For the average whisky drinker, American single malt is still a fairly new concept. Unlike Bourbon or Scotch, it lacks a formal definition, at least for now, and the general awareness that comes with decades of production.
Founded in 2010, Westland Distillery has been at the forefront of the American single malt movement, educating consumers and advocating for legal guidelines. While they have led that charge for years now, it also comes with some drawbacks.
“Sometimes being early to the party isn’t helpful,” said Erik Bennett, head of marketing.
Westland was adamant from the outset that American single malt be its own style and not lumped into the ‘generic category’ of American whiskey. It has taken time though, as the The Alcohol and Tobacco Tax and Trade Bureau (TTB), the US governmental agency that oversees alcohol, has been slow in recognising and ratifying parameters for the style. The American Single Malt Whiskey Commision, which Westland helped found, has been anticipating a decision for more than a year now.
“That meant we’ve had this awkward waiting period,” Bennett added. “We’re not exciting because we’re not new. But the thing that we believe in hasn’t happened yet. And in the meantime, the competition’s grown. I do think it’s shifting in this moment where it is pretty crucial that we don’t lose focus.”

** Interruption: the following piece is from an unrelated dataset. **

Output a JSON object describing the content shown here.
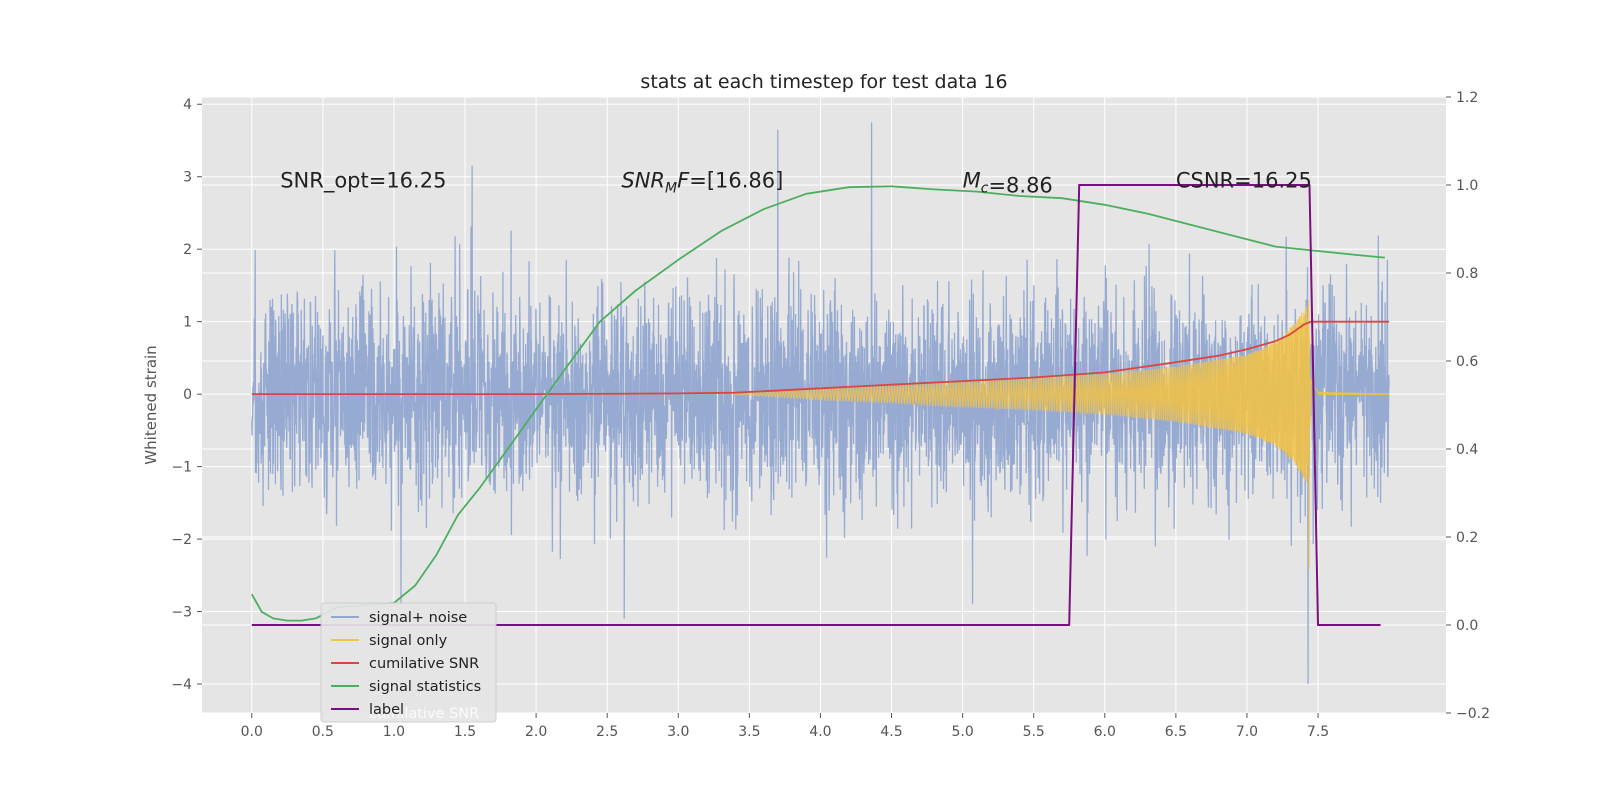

In the past year, Jack Daniel’s and Jim Beam have released American single malts of their own, lending further credibility to the growing category. Distillery manager Tyler Pederson said he’s hopeful that these new entrants will raise the profile for American single malt worldwide.
“When they release a five- and six-year-old whiskey, and we’ve been doing it for 10 years, you know, they’ve been taking notes,” he said. “It’s kind of a humbling thing, but also very empowering. They’re going to bring a lot of money and a lot of advertisement dollars to this category.”
The growing excitement for American single malt means that Westland has a lot to offer for the adventurous drinker, including the latest edition in its Garryana series, to be released in November.
Each Garryana release uses Quercus garryana, a rare oak indigenous to the Pacific Northwest. The eighth edition is bottled at 50% ABV and priced at US$150. It includes the following cask types: 45% Pedro Ximénez, 38% virgin Garryana oak, 12% Washington State red wine, and 5% first fill ex-Bourbon.
Garryana is a part of Westland’s Outpost range which also includes Colere and Solum, all three whiskeys being available for the first time this year.
Elevating the team
Bennett said that Westland has been a team effort since the beginning, with the eighth edition of Garryana marking the first Westland release since co-founder and master distiller Matt Hofmann left the brand in June.
Pederson has been working there for more than 10 years, getting his start on the production side, making the mash for six months before stepping into a distillers role, while master blender Shane Armstrong has likewise been there for more than a decade, and blended the first Garryana expression, released in 2016.
“We had a founder who knew the production side, but was also very intelligent about the philosophical side and can talk about the brand in a really compelling way. And so it just made sense for Matt to keep being the face,” Bennett said. “It’s sort of the natural progression of the same people who have been there just now taking new roles that are more public.”
In addition to the Outpost range, Westland offers a flagship single malt, bottled at 46% ABV and priced at US$60.
Rémy Cointreau purchased Westland in late 2016.